I tried to switch to graphene for similar reasons to you. It just wasn’t viable, as you’re discovering.
And if you want to even attempt to have a modern smartphone experience, you’re logging into Google account, which is an “out of the frying pan, into the fire” move.
For now, Apple is still the best in a bad situation, and at least for now they aren't primarily an ad company.
I am glad about the Graphene+Motorola partnership though, it always felt ironic to me to have to give Google money to completely escape Google.

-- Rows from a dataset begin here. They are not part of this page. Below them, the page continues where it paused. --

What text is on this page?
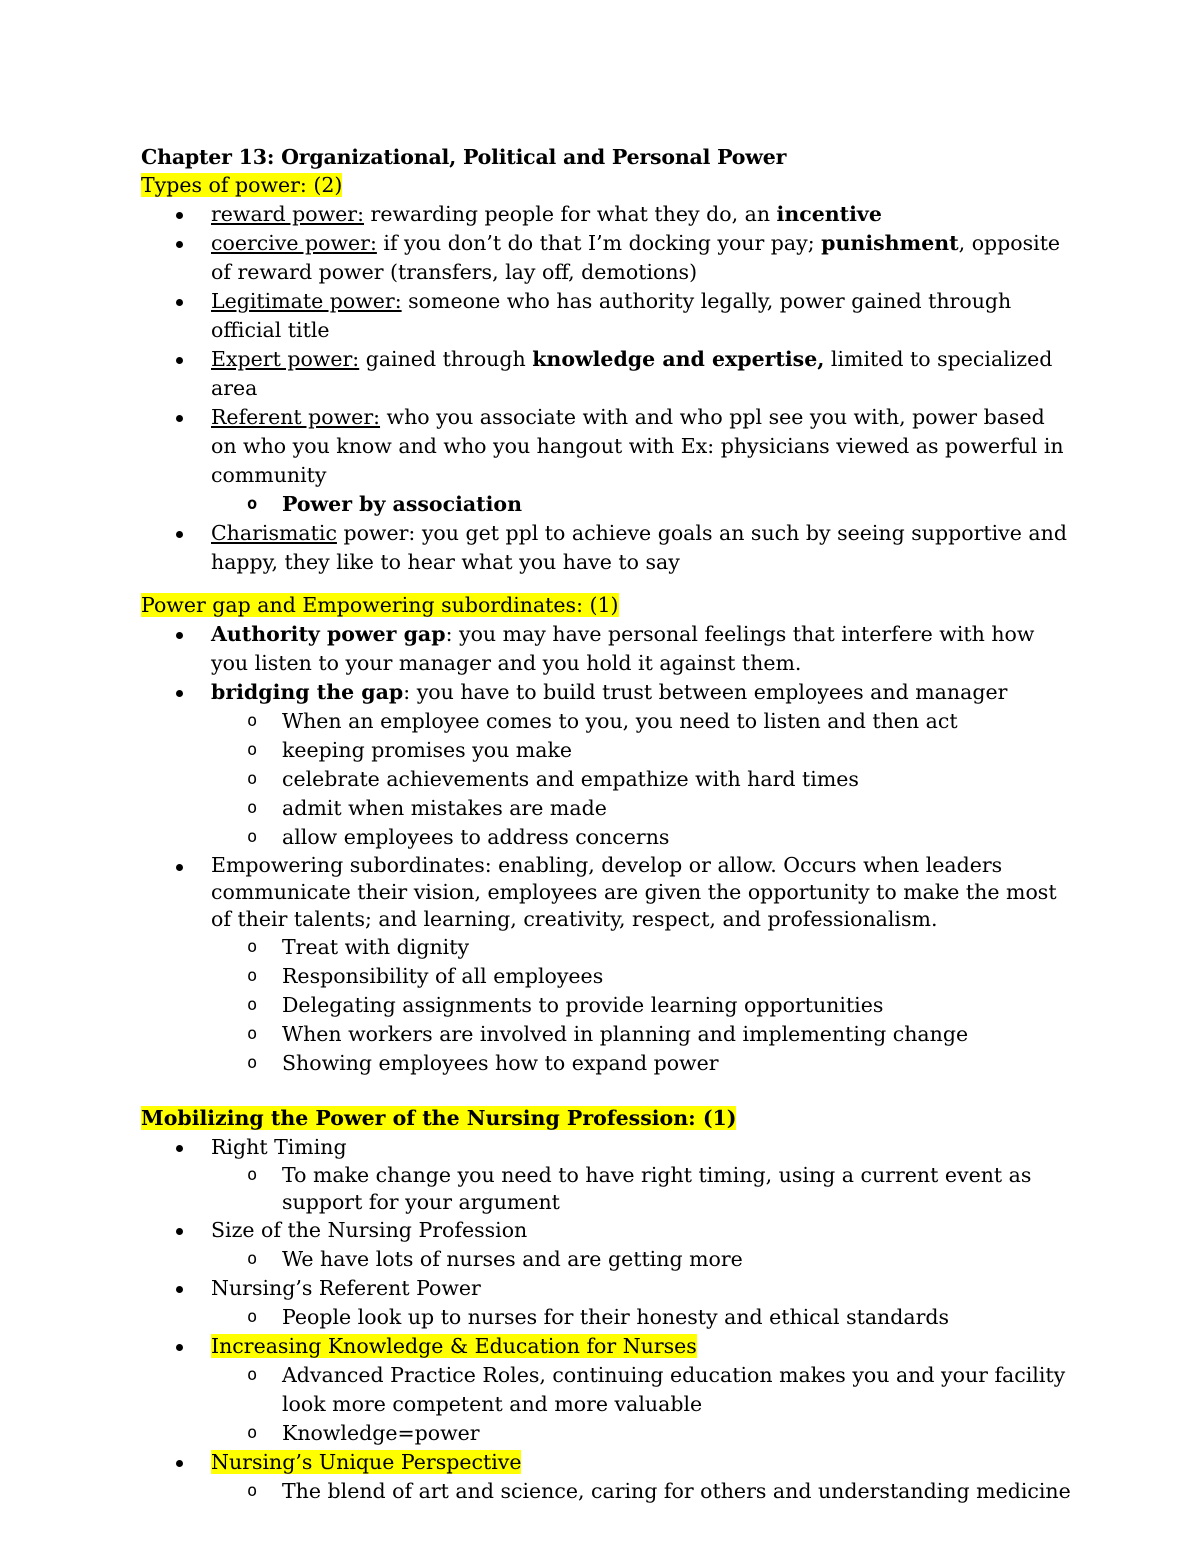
Chapter 13: Organizational, Political and Personal Power
Types of power: (2)
reward power: rewarding people for what they do, an incentive
coercive power: if you don’t do that I’m docking your pay; punishment, opposite of reward power (transfers, lay off, demotions)
Legitimate power: someone who has authority legally, power gained through official title
Expert power: gained through knowledge and expertise, limited to specialized area
Referent power: who you associate with and who ppl see you with, power based on who you know and who you hangout with Ex: physicians viewed as powerful in community
o Power by association
Charismatic power: you get ppl to achieve goals an such by seeing supportive and happy, they like to hear what you have to say
Power gap and Empowering subordinates: (1)
Authority power gap: you may have personal feelings that interfere with how you listen to your manager and you hold it against them.
bridging the gap: you have to build trust between employees and manager
o When an employee comes to you, you need to listen and then act
o keeping promises you make
o celebrate achievements and empathize with hard times
o admit when mistakes are made
o allow employees to address concerns
Empowering subordinates: enabling, develop or allow. Occurs when leaders communicate their vision, employees are given the opportunity to make the most of their talents; and learning, creativity, respect, and professionalism.
o Treat with dignity
o Responsibility of all employees
o Delegating assignments to provide learning opportunities
o When workers are involved in planning and implementing change
o Showing employees how to expand power
Mobilizing the Power of the Nursing Profession: (1)
Right Timing
o To make change you need to have right timing, using a current event as support for your argument
Size of the Nursing Profession
o We have lots of nurses and are getting more
Nursing’s Referent Power
o People look up to nurses for their honesty and ethical standards
Increasing Knowledge & Education for Nurses
o Advanced Practice Roles, continuing education makes you and your facility look more competent and more valuable
o Knowledge=power
Nursing’s Unique Perspective
o The blend of art and science, caring for others and understanding medicine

Why do you assume every "developer and tech nerd" cares about the things you do, or should? This is like the stereotypical buffoonish sysadmin who scoffs at people who don't mod their machines or configure every last bit of their OS by hand.
I expect tech nerds to be aware that the conflict of interests exists in this case, while the average person would not.
There's no right answer, everything is a shade of gray. Your strongest ethics aren't necessarily your neighbors'.
This, I suspect is a large part of it. At least for me, as a self described "tech nerd" who have been messing with computers since my childhood in the 90s.
The other aspect is that I don't do anything serious from my phone. I'm still "old school" I guess and prefer a keyboard + mouse. My laptop is my main computing device, not my phone. And for that, Apple currently offers the best of a bad situation. It's still advantageous to them from a marketing standpoint to offer privacy, and they aren't primarily an advertising company. They are the only one of the two that offer E2EE (Advanced Data Protection) for photos, all the processing for that is done on device, etc. When meta threw their huge fit over the app tracking transparency, but were silent on anything Google was doing with Android, that just sold Apple even more for me.
I'v made a choice to accept the tradeoff of them being an application gate keeper because for anything "serious" I'd just be using my computer anyway, which still allows me to install and run whatever I want, and do whatever I want with the hardware. I don't need that from a phone. Quite the opposite, I don't want that on a phone, I'm totally fine with the phone just being an appliance, and Apple offers the best appliance experience still.